The identification of Y. regensburgei from the Embarrass River represents an important finding. This bacterium has now been consistently identified in mortality events involving pheasantshells in the Clinch River (VA/TN; [6,8,10]) and from a mortality event of Ebonyshells (Fusconaia ebena) in the Tennessee River ([14]; also see discussion in [10]). This bacterium has only been identified from sites known to have mortality events, and only a single isolate has been identified outside of an active mussel mortality event, although its isolation occurred a short time before mortalities began [6,10]. This appears to be the first isolation of this bacterium from mussels outside of the southeastern United States. Previous studies of recurring mortality events in the Clinch River (Tennessee/Virginia, USA) have found patterns of high co-occurrence of Yokenella and Aeromonas in moribund mussels [6,8,10]. In the Embarrass River, 62.5% of samples had Yokenella, Aeromonas, or both. From these samples, the two instances of Yokenella present in apparently healthy mussels occurred without any other bacteria present. In the four instances of Yokenella occurring in moribund mussels, it co-occurred with Aeromonas and/or Pseudomonas in 3/4 cases. The association of Yokenella with a mortality event in the midwestern U.S. leads to questions regarding whether there is a common factor that connects all the mortality events where Y. regensburgei has been isolated, as it is unclear whether this microbe is pathogenic or possibly a bioindicator of contamination [6,10]. In the Embarrass River, the only observation that seemed to support the potential for a chemical stressor being present was related to a buildup of some sort of foam in the bends of the river. While foam is typically associated with natural processes, it is still worth noting as it can also be related to anthropogenic inputs [23]. Whatever the cause of the mortality event in the Embarrass River, future work evaluating the association of Y. regensburgei with mortality events could provide insight.
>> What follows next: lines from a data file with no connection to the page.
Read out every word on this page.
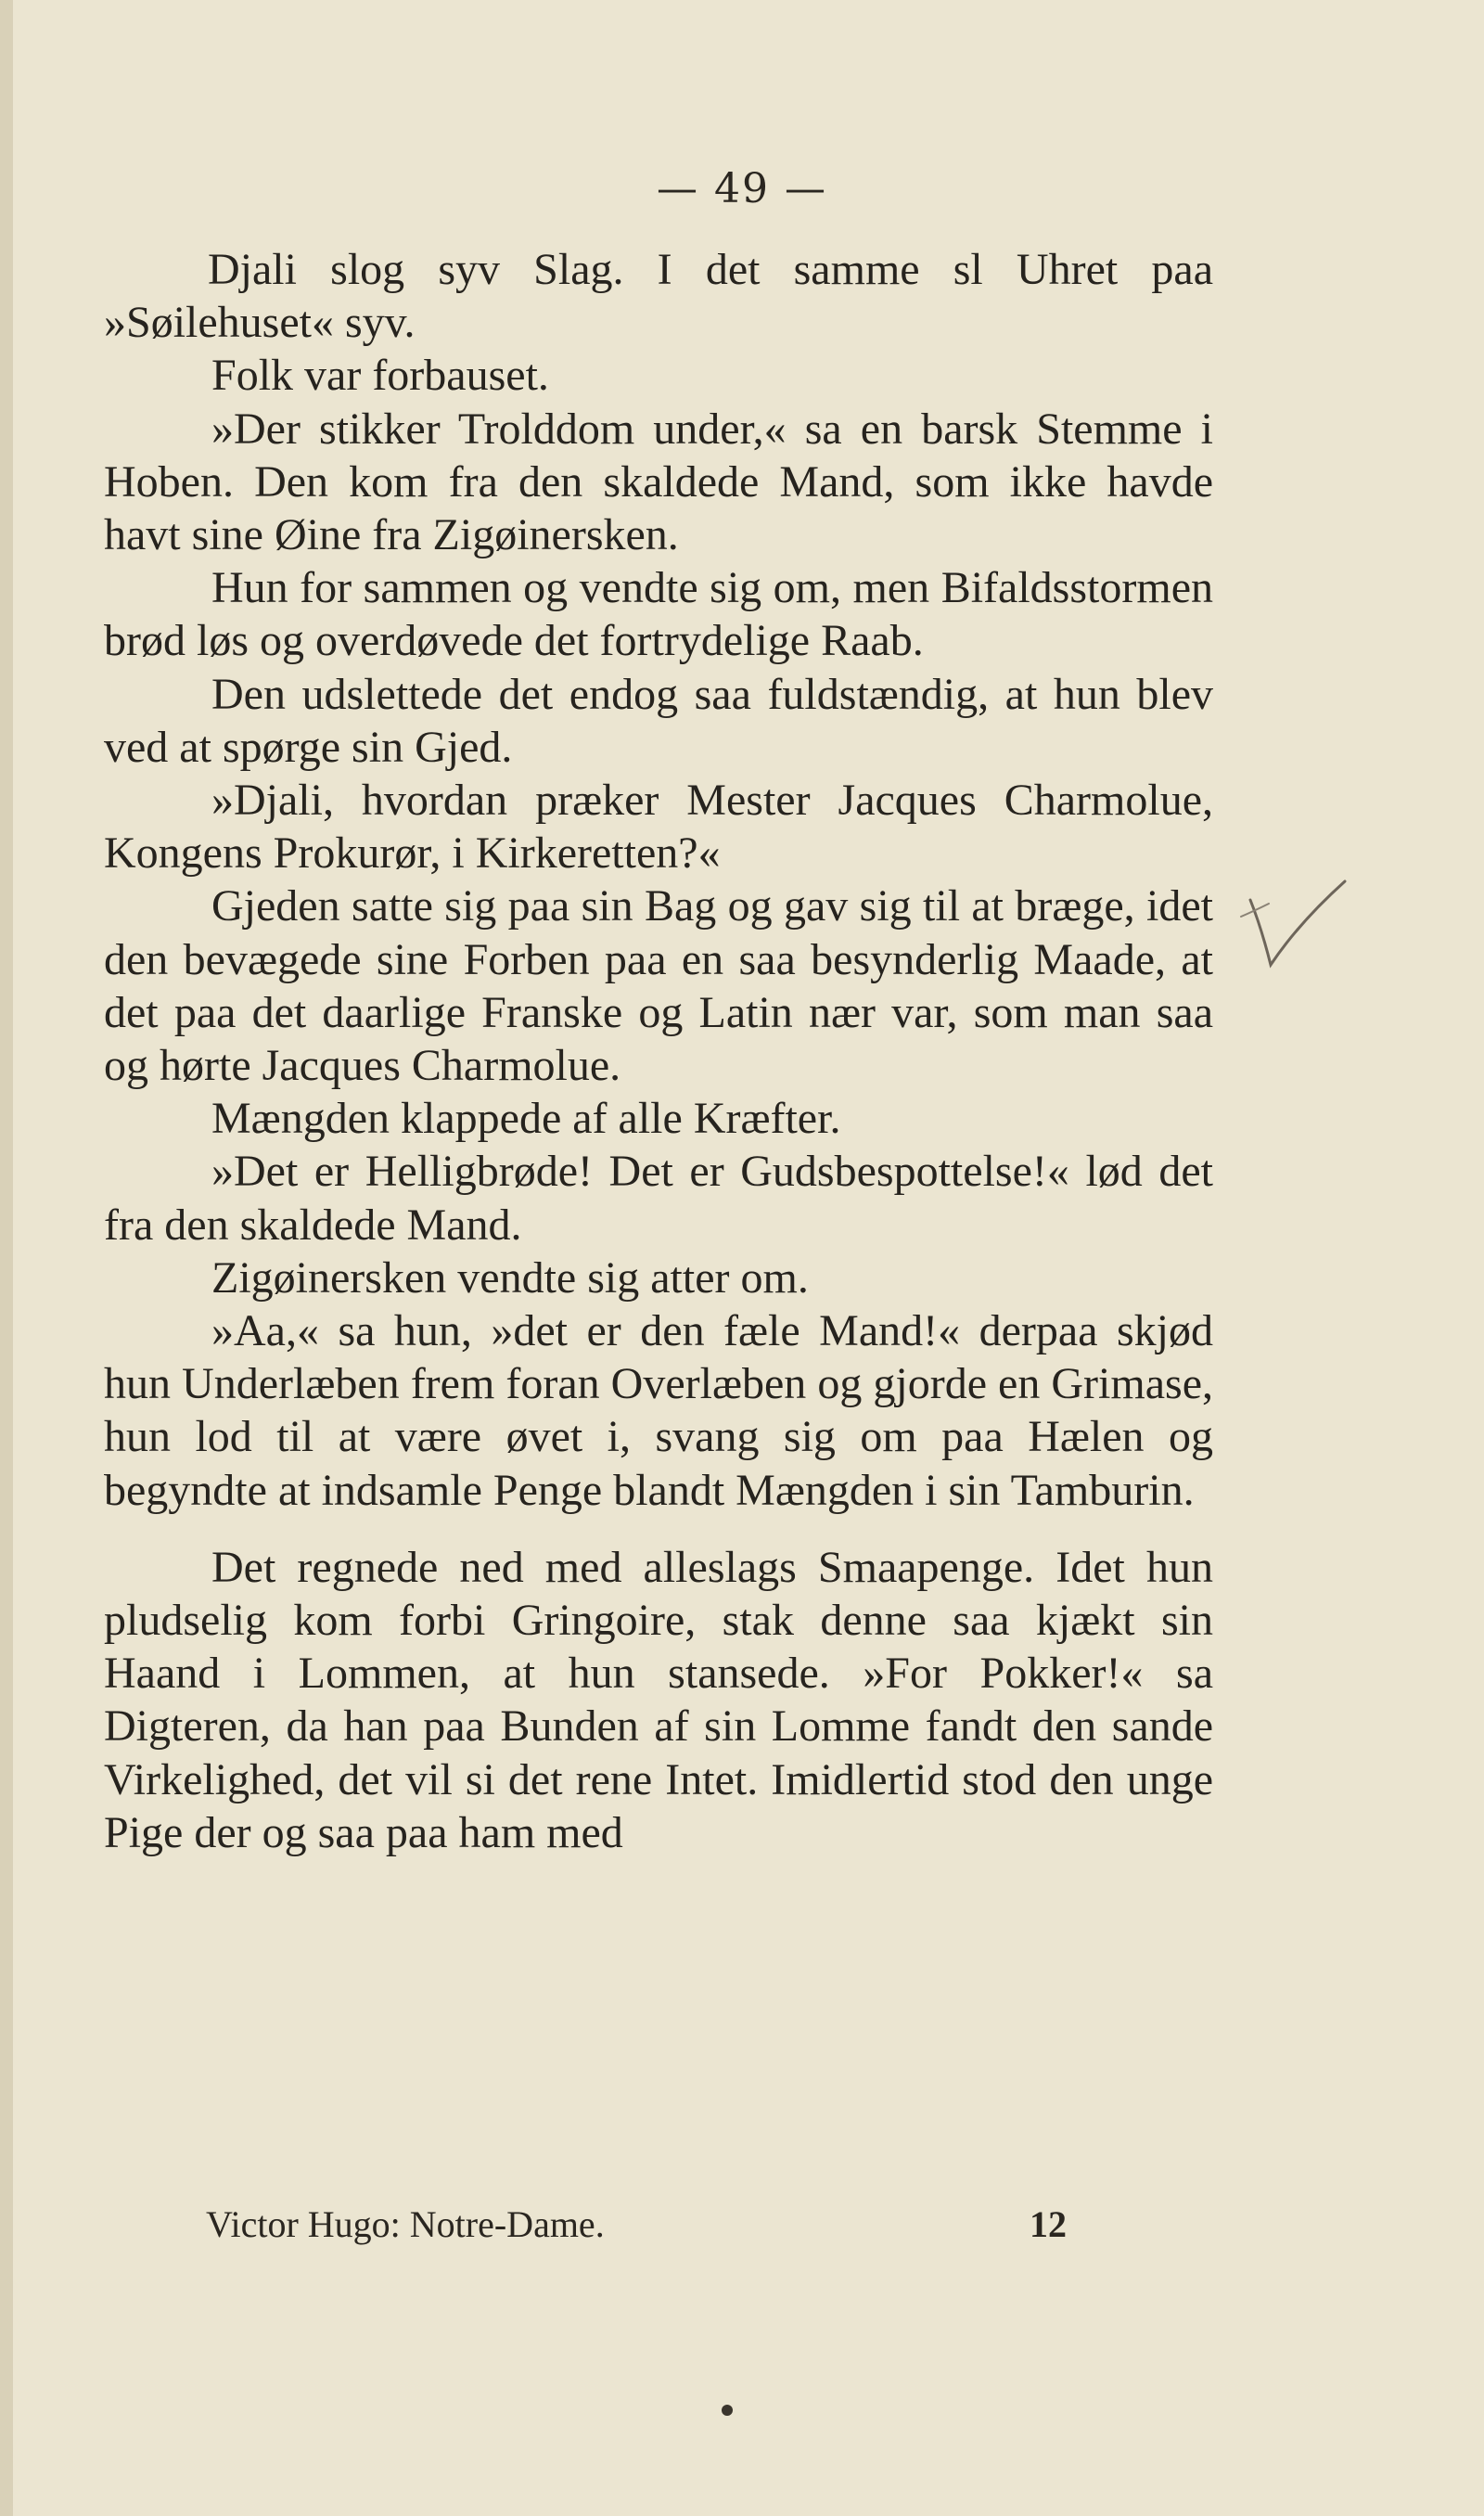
— 49 —

Djali slog syv Slag. I det samme sl Uhret paa »Søilehuset« syv.

Folk var forbauset.

»Der stikker Trolddom under,« sa en barsk Stemme i Hoben. Den kom fra den skaldede Mand, som ikke havde havt sine Øine fra Zigøinersken.

Hun for sammen og vendte sig om, men Bifaldsstormen brød løs og overdøvede det fortrydelige Raab.

Den udslettede det endog saa fuldstændig, at hun blev ved at spørge sin Gjed.

»Djali, hvordan præker Mester Jacques Charmolue, Kongens Prokurør, i Kirkeretten?«

Gjeden satte sig paa sin Bag og gav sig til at bræge, idet den bevægede sine Forben paa en saa besynderlig Maade, at det paa det daarlige Franske og Latin nær var, som man saa og hørte Jacques Charmolue.

Mængden klappede af alle Kræfter.

»Det er Helligbrøde! Det er Gudsbespottelse!« lød det fra den skaldede Mand.

Zigøinersken vendte sig atter om.

»Aa,« sa hun, »det er den fæle Mand!« derpaa skjød hun Underlæben frem foran Overlæben og gjorde en Grimase, hun lod til at være øvet i, svang sig om paa Hælen og begyndte at indsamle Penge blandt Mængden i sin Tamburin.

Det regnede ned med alleslags Smaapenge. Idet hun pludselig kom forbi Gringoire, stak denne saa kjækt sin Haand i Lommen, at hun stansede. »For Pokker!« sa Digteren, da han paa Bunden af sin Lomme fandt den sande Virkelighed, det vil si det rene Intet. Imidlertid stod den unge Pige der og saa paa ham med

Victor Hugo: Notre-Dame.	12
The qPCR assay presented herein is both sensitive and specific for the detection of Y. regensburgei, especially when paired with cPCR confirmation and sequencing. The assay confirmed the identity of Y. regensburgei from all the samples identified as this bacterium through the initial 16S rRNA sequencing. In addition, four other isolates were also positive by the molecular assays developed herein to detect Yokenella. Sequencing the products of the cPCR assay indicated that these positives were undoubtably attributed to low levels of contamination, as they all sequenced as the pheS gene of Yokenella. It seems likely that imperceptible Yokenella cells were adjacent to or obscured by targeted isolates when colonies were picked from the plates, and the assay amplified this small amount of contamination. We tested the assay against cultures obtained from the Embarrass River as well as pure isolates of related species to fully test the specificity and functionality of these assays, putting them through a rigorous challenge. When used as described here, these assays are ready to be applied to evaluate mussel mortality events (mussel tissues, hemolymph, pore water, sediments, etc.) in greater detail as well as to search for sources and/or reservoirs of this bacterium in the environment. In addition to the field-based applications, using these assays to evaluate laboratory infections could have real merit in determining whether the consistent identification of this bacterium during some mussel mortality events is incidental or if a more pathogenic association is present.

5. Conclusions

Yokenella regensburgei was identified during a mussel mortality event in the Embarrass River, Wisconsin. This is significant given the consistent association between the presence of this microbe and pheasantshell mortality events in the southeastern United States [6,8,10]. The reasons for this association remain unknown; however, the molecular assays developed herein may be useful in searching for any verifiable relationship between moribund mussels and this bacterium.